Ramco-Gershenson Properties Trust
It's hard to believe it was just four months ago when the portfolio purchased the convertible preferreds of Ramco. The intent behind the purchase was to have a cash-generating security with some potential for upside and limited downside. And buying the convertibles with their higher yield offered that opportunity. They had a higher yield than the common while still offering upside via their convertible feature, allowing the holder to exchange the preferred for common stock.
In total, the purchase provided more than a 20% return in about four months. That's about $1.81 in dividends plus capital appreciation from $51.93 to $60.75 (as I write).
While the dividend still looks nice, at nearly 6% (compared to the common stock's 4.2% yield), I think the common stock -- the key driver of the convertible preferreds -- is reasonably valued now. In its latest annual guidance, the company predicted a midpoint of $1.07 per share in funds from operations (FFO), compared to $1.04 for 2012. That's modest growth for a stock trading at 15 times forward FFO.

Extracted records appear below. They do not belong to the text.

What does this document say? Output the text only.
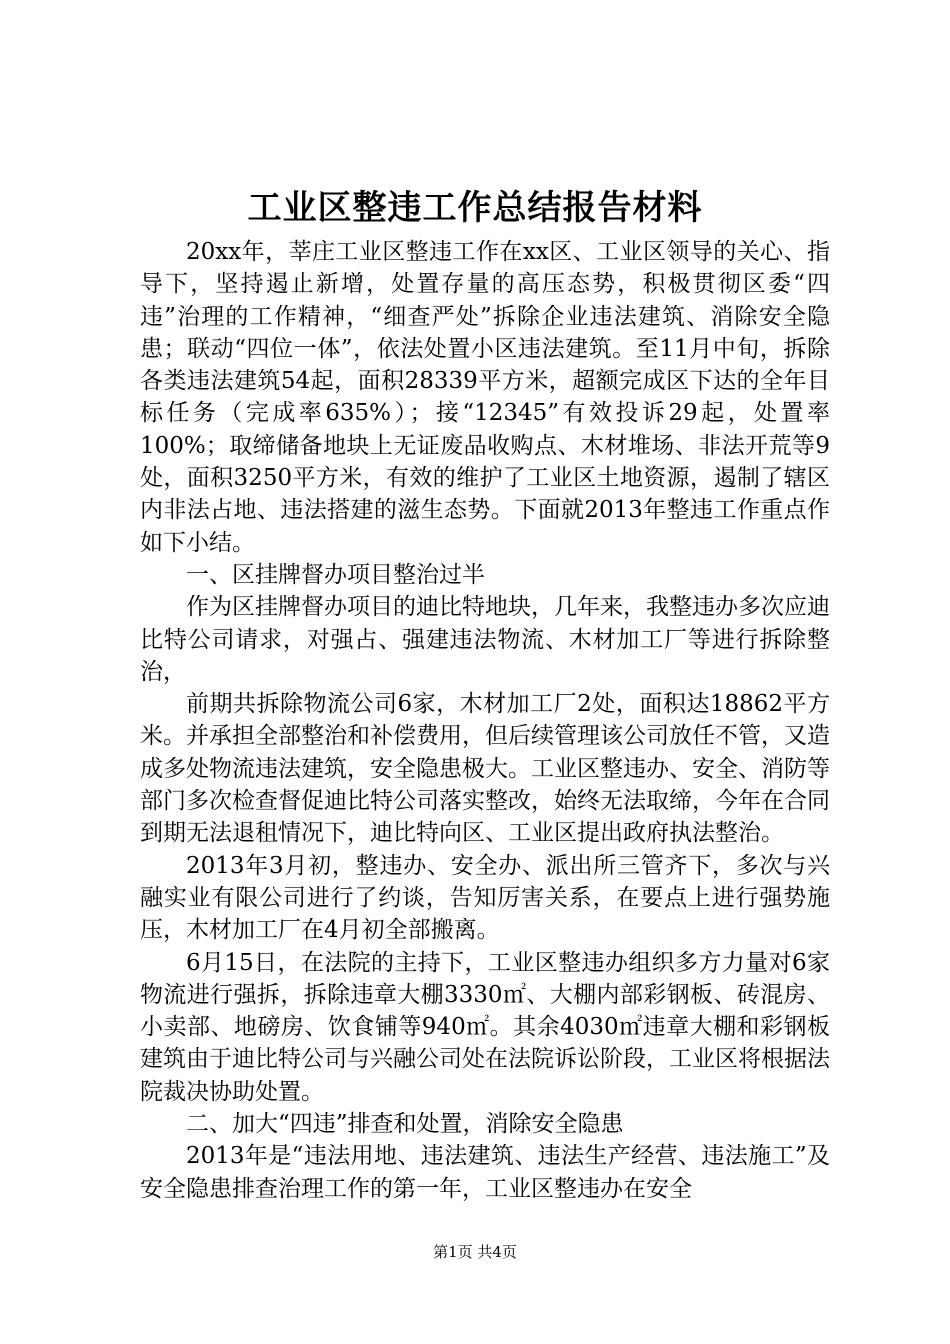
工业区整违工作总结报告材料

20xx年，莘庄工业区整违工作在xx区、工业区领导的关心、指导下，坚持遏止新增，处置存量的高压态势，积极贯彻区委“四违”治理的工作精神，“细查严处”拆除企业违法建筑、消除安全隐患；联动“四位一体”，依法处置小区违法建筑。至11月中旬，拆除各类违法建筑54起，面积28339平方米，超额完成区下达的全年目标任务（完成率635%）；接“12345”有效投诉29起，处置率100%；取缔储备地块上无证废品收购点、木材堆场、非法开荒等9处，面积3250平方米，有效的维护了工业区土地资源，遏制了辖区内非法占地、违法搭建的滋生态势。下面就2013年整违工作重点作如下小结。

一、区挂牌督办项目整治过半

作为区挂牌督办项目的迪比特地块，几年来，我整违办多次应迪比特公司请求，对强占、强建违法物流、木材加工厂等进行拆除整治，

前期共拆除物流公司6家，木材加工厂2处，面积达18862平方米。并承担全部整治和补偿费用，但后续管理该公司放任不管，又造成多处物流违法建筑，安全隐患极大。工业区整违办、安全、消防等部门多次检查督促迪比特公司落实整改，始终无法取缔，今年在合同到期无法退租情况下，迪比特向区、工业区提出政府执法整治。

2013年3月初，整违办、安全办、派出所三管齐下，多次与兴融实业有限公司进行了约谈，告知厉害关系，在要点上进行强势施压，木材加工厂在4月初全部搬离。

6月15日，在法院的主持下，工业区整违办组织多方力量对6家物流进行强拆，拆除违章大棚3330㎡、大棚内部彩钢板、砖混房、小卖部、地磅房、饮食铺等940㎡。其余4030㎡违章大棚和彩钢板建筑由于迪比特公司与兴融公司处在法院诉讼阶段，工业区将根据法院裁决协助处置。

二、加大“四违”排查和处置，消除安全隐患

2013年是“违法用地、违法建筑、违法生产经营、违法施工”及安全隐患排查治理工作的第一年，工业区整违办在安全

第1页 共4页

But could there be more FFO growth on the way? The company announced a new deal recently to buy the remaining 70% in a joint venture of properties that it didn't already own. While the properties look to be higher quality and at a decent cap rate (7.4%), the financing and the constraints of Ramco's deleveraging mean that not much of the immediate value accrues to the common stock. For example, I estimate that revenue will go up 16%, while the number of common shares increases 14%. Admittedly, there's operating leverage in this type of business, but I'm not sure how much further FFO could grow.
Another source of increasing stock price would be dividend growth, but for now, I do not expect above-normal growth as the company continues working to deleverage. The recent payout increased just 3%.

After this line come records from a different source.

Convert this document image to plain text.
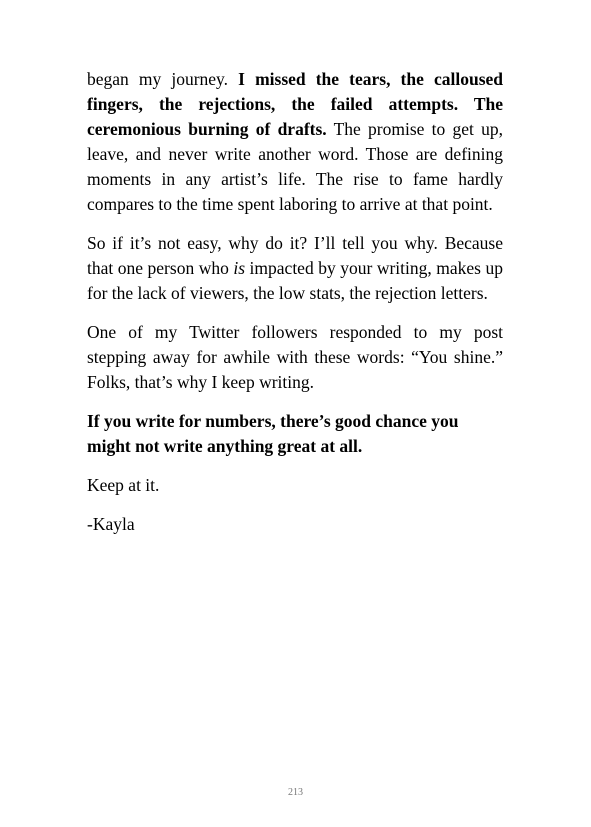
began my journey. I missed the tears, the calloused fingers, the rejections, the failed attempts. The ceremonious burning of drafts. The promise to get up, leave, and never write another word. Those are defining moments in any artist’s life. The rise to fame hardly compares to the time spent laboring to arrive at that point.

So if it’s not easy, why do it? I’ll tell you why. Because that one person who is impacted by your writing, makes up for the lack of viewers, the low stats, the rejection letters.

One of my Twitter followers responded to my post stepping away for awhile with these words: “You shine.” Folks, that’s why I keep writing.

If you write for numbers, there’s good chance you might not write anything great at all.

Keep at it.

-Kayla

213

So after a nice run, I'm saying goodbye to the Series D preferreds of Ramco-Gershenson.
In addition, my Special Situations portfolio is selling Annaly. I purchased two different lots back in 2011, at prices of $18.11 and $17.75, largely as a hedge against a declining or exploding economy and Congressional disability. Including dividends, those positions came out with a 7% gain and a 6% gain.
While the company continues to expand into new lines to help boost its interest rate spread, it's also adding new risk. Formerly, Annaly was exclusively focused on agency-backed securities, meaning it had no credit risk. Now, its future plans include assuming new risks in exchange for greater reward.
Annaly's dividend has declined markedly in recent quarters, and book value dropped quickly in the most recent quarter, down 4.5%. With book value now at $15.85 per share and the stock hovering just below that, at $15.62, I think it's time to sell.
So, my Special Situations portfolio will make these two sales as soon as practicable.